Ils ont détruit mon bâtiment
J'ai appris il y a quelques semaines que le bâtiment dans lequel j'ai grandi allait être détruit. C'est l'histoire de plein de gens qui ont grandi en HLM. On pousse, on fait de la place, on assainit le quartier. C'est pour la mixité sociale, c'est pour embellir.
Ce n'était pas un appartement miteux. C'était beau. La cage d'escalier était verte. Il y a la trace de mon anorak au 4e étage car j'avais évidemment voulu tester la peinture fraîche. Le salon était plus grand que tout ce qu'on avait eu avant, il y avait une mezzanine. On avait chacune une chambre. J'avais une balançoire. On avait installé une pataugeoire sur le balcon.
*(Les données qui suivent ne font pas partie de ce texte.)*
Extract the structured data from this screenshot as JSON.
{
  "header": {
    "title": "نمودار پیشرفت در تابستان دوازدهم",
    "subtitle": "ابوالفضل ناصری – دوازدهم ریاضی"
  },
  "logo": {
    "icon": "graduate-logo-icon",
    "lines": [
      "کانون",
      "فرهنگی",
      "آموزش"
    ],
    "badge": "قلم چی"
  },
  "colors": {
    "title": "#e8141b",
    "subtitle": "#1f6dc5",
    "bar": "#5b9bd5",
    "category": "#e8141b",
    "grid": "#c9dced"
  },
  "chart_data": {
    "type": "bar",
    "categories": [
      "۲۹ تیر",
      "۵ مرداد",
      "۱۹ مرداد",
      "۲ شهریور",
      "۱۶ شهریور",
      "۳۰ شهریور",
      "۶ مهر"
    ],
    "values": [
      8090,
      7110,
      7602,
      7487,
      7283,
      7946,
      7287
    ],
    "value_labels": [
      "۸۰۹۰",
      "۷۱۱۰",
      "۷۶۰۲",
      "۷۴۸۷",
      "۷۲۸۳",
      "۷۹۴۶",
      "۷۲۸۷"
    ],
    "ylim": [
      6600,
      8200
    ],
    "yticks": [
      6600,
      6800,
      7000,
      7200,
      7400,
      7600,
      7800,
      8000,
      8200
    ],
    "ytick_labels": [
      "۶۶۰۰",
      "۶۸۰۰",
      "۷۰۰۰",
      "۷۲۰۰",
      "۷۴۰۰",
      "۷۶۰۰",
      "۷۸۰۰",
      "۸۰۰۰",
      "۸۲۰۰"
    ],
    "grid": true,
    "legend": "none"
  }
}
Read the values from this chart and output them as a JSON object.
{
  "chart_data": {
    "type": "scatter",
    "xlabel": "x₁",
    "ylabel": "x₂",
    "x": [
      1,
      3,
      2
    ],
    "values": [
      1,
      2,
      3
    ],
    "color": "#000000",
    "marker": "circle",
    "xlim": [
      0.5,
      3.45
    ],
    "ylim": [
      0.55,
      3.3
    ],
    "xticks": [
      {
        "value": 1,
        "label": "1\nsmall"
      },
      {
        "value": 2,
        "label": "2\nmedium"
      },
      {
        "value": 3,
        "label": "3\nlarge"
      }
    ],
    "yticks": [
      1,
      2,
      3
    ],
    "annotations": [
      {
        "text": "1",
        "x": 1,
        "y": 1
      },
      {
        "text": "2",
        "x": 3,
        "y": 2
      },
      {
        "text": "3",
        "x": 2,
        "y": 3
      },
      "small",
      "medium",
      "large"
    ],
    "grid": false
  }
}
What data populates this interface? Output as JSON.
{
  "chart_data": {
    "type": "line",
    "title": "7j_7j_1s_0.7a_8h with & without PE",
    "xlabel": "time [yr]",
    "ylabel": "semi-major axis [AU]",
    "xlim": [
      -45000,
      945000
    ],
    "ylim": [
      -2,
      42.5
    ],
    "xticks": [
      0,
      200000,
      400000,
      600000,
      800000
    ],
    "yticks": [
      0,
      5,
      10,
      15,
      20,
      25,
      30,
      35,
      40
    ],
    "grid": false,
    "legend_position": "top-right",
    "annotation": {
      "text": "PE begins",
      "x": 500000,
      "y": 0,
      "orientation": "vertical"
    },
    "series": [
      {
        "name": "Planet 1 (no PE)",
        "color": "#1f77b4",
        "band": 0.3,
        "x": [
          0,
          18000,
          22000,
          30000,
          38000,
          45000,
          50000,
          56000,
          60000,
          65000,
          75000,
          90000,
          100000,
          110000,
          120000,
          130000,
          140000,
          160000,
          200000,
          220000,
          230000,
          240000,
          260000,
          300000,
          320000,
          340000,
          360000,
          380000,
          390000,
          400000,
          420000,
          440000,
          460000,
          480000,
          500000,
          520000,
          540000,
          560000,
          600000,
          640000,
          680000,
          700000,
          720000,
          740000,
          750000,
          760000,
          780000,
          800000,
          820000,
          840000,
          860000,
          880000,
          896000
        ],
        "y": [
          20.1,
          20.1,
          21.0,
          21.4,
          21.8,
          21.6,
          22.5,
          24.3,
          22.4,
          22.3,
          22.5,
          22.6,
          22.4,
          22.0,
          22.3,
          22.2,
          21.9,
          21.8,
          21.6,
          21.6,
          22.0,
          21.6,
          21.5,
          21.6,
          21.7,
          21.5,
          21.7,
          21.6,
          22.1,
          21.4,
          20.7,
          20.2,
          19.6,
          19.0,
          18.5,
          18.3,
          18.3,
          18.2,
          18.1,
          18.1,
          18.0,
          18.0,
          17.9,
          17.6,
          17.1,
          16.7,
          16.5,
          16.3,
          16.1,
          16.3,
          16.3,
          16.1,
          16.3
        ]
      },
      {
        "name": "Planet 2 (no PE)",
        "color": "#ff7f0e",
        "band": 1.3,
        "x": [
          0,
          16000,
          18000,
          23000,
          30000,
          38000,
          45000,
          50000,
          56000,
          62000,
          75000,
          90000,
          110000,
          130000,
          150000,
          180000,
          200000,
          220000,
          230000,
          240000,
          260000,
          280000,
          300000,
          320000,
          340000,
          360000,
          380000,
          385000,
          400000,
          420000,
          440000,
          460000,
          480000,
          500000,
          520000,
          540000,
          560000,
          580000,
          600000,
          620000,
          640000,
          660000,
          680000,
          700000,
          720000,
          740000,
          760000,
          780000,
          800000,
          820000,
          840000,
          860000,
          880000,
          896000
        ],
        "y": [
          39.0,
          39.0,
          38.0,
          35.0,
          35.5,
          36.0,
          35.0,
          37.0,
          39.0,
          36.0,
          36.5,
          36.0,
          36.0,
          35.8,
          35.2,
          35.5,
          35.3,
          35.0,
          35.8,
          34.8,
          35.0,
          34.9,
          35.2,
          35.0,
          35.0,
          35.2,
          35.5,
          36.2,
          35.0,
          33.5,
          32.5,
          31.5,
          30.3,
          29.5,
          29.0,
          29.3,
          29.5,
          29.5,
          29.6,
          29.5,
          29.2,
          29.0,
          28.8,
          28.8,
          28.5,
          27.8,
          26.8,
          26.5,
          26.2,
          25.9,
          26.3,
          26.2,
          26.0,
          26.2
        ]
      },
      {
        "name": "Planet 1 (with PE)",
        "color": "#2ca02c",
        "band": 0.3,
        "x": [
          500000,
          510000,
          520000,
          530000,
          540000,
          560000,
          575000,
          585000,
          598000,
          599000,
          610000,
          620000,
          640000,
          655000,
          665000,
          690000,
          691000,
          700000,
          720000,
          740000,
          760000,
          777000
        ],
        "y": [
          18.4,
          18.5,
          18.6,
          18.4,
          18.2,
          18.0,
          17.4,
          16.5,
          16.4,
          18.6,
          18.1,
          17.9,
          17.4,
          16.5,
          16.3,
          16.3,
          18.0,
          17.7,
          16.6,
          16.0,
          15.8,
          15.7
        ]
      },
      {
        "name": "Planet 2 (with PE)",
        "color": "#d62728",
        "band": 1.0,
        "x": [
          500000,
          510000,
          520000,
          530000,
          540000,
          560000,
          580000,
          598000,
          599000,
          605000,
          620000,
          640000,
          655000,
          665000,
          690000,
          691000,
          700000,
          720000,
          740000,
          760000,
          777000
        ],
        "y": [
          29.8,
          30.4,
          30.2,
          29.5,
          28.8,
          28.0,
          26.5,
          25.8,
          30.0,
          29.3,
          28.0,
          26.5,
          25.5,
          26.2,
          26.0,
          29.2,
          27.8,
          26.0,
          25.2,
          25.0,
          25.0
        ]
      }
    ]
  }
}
L'immeuble va être détruit car il faut ouvrir le quartier. Une vraie souricière dit la police. Trop de chemin piétons. Trop de deal, trop de trafic. Des immeubles qui deviennent insalubres. Sur la projection en 3D les surfaces sont lisses à défaut d'être accueillantes. On évite le mot “destruction” dans les plaquettes de présentation. C'est plutôt une “ouverture visuelle sur les cœurs d'îlot”.
“Pour le moment, heureusement qu'il y a des lieux de culture dans ce quartier, on fait dire à la bibliothécaire. Ça change des faits divers.”
Je pense à mes ami.e.s qui ont des maisons de famille avec des greniers remplis de souvenirs et qui racontent à quel point ça a été long de vider la maison de mamie. Le T2 de ma grand-mère a été vidé en deux après midi. Une tante a récupéré ses foulards. Une tante ses photos. Les oncles n'ont pas pleuré. Certes, il y a la maison du pays. Une maison vide dans laquelle on n'a jamais vécu et qui représente tous les paradoxes des parcours migratoires.
Le nouveau programme national de renouvellement urbain se déroule et mes liens au passé disparaissent.